Published on the 08/08/2019 | Written by Heather Wright
From accessing data to living and breathing data…
Chief data officers can avoid failure by dumping project and program-centric models and moving instead to a product-centric mindset and adopting rapid innovation and iteration.
That’s the view of the Gartner Research Board, which says the chief data officer role needs to pivot to focus more on products and managing profit and loss, instead of just being responsible for driving data and analytics projects and programs.
The changing role ties in with organisational changes Gartner has forecast, with companies moving to a product focus – something it believes will be embraced by 72 percent of organisations this year.
“Not all CDOs will be able to make the transition from a project or programs mindset to a product mentality.”
In practical terms, that means companies are moving from the more traditional technology investment model, where investment has been structured as a pool of ongoing ‘run the business’ costs and a separate portfolio of discrete capital projects that have a clearly defined beginning and end, to funding around enduring product lines. Development resources and ongoing management support is also being aligned around product lines, Gartner says.

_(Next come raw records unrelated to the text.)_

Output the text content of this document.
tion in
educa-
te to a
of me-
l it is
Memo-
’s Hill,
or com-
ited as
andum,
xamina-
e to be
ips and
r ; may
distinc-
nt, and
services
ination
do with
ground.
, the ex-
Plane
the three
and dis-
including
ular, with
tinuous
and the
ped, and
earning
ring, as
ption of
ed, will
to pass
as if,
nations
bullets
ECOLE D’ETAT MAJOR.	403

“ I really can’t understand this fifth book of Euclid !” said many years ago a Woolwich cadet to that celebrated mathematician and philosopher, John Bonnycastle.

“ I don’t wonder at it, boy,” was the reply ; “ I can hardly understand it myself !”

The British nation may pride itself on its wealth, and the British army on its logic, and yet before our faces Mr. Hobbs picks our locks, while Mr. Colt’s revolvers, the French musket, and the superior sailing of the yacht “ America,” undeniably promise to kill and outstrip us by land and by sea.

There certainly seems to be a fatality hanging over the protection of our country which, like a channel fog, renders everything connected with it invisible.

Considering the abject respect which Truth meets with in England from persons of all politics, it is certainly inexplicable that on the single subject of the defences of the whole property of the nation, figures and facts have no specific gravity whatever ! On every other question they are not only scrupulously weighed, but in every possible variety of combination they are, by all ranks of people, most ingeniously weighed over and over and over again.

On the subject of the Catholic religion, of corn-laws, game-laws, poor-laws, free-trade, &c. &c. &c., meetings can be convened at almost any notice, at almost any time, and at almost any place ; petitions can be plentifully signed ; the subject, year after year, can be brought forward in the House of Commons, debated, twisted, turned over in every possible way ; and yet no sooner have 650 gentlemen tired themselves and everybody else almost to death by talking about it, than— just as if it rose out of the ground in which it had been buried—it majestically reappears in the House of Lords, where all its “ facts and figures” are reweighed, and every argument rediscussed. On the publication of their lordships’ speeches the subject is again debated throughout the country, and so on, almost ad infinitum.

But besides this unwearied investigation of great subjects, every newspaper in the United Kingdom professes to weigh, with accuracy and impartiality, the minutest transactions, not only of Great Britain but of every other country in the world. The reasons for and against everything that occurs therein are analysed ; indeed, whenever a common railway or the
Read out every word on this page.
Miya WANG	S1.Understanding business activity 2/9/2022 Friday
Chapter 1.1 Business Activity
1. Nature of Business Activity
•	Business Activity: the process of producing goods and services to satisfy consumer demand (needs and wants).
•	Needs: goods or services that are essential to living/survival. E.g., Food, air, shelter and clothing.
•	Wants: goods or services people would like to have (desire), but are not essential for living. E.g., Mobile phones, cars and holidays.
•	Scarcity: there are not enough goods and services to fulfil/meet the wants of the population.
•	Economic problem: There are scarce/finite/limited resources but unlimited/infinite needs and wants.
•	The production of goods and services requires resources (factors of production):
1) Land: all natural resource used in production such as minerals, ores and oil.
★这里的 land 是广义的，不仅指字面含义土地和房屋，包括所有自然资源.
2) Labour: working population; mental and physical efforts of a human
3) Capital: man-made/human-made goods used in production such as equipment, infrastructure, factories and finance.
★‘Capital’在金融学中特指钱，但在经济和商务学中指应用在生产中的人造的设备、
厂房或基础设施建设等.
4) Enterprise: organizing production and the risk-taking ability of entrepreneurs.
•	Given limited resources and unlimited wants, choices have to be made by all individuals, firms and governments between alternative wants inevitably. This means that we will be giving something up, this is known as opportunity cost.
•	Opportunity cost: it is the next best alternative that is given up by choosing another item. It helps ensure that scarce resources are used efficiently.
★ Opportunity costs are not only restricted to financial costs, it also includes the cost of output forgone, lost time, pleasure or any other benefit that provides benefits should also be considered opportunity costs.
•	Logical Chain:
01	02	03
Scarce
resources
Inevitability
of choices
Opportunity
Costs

For the CDO, a move to more rapid innovation and iterations for delivering data products – effectively the lean and agile development models – and a bigger role to play in leading how companies are using data to innovate and reinvent their business model.
“The change to a product-centric organisation must focus on business areas where there is room to innovate, such as supporting a new business model,” says Mario Faria, VP and program director at the Gartner Research Board.
“Product-centric approaches make it easier to rapidly innovate and iterate because they focus on user experience, evolving requirements and the strategic differentiation for what you are delivering,” says Faria.
Bill Swanton, Gartner distinguished research vice president, says the move to product-centric models isn’t a random development.
“It goes hand in hand with the adoption of agile development methodologies and DevOps,” Swanton says.
“Business leaders are generally unhappy with the speed at which they get application improvements and how they work. Given that no IT organisation gets anywhere near enough funding to do everything everyone wants when they want it, product-centric approaches allow faster delivery of the most important capabilities needed.
“They also force the business to prioritise the work, and to reprioritise it as requirements are better understood or the market changes.”
Meanwhile, back on the CDO front, Faria says CDOs have been through three distinct iterations:
CDO 1 was focused exclusively on data management
CDO 2.0 started to embrace analytics
CDO 3.0 led and participated quite heavily in digital transformation.
“This fourth version of the CDO is focused on products and on managing profit and loss instead of just being responsible for driving data and analytics projects and programs,” Faria says.
But, he says, that’s going to require change for CDOs and companies, with new skill sets, roles, investment models and the right culture required.
The Gartner Research Board says there are three key steps to becoming a product-centric CDO.
Think platform first
Faria says CDOs need to follow the lead of companies such as Facebook, Amazon, Google and Apple and think about the data first and the use cases later.
These companies have built successful platforms that allow data capture and analytics usage, with faster life cycles between releases, Faria says.
“Most D&A leaders believe D&A platforms play a meaningful role in their D&A future, though scale and scope differ by company, maturity and investment levels,” he says.
Change investment models
Serving a single area or team on an individual basis isn’t a scalable model in today’s digital world.
As such, Gartner says CDOs need to work with company business leaders to adapt or change investment models, scaling the usage of the platform across the enterprise.
“In the product line management model, product lines are funded based on the business capabilities they support. Common or shared capabilities – such as infrastructure, technology, D&A – are funded based on the anticipated and aggregated needs of the product lines they support.”
Use a proven product management methodology
CDOs must help set the tone when it comes to the importance of product management in driving successful growth and scale, Gartner says. Role definition must be clear to all stakeholders and fundament to the role definition are its vision and objectives, goals and scope of metrics – specifically the metrics for transitioning toward a customer-centric approach for innovation.
“Not all CDOs will be able to make the transition from a project or programs mindset to a product mentality,” Faria says.
He says the CDOs who do succeed will be those who are able to deliver results using an operating model that hides details and is focused on the better, more scalable usage of data assets.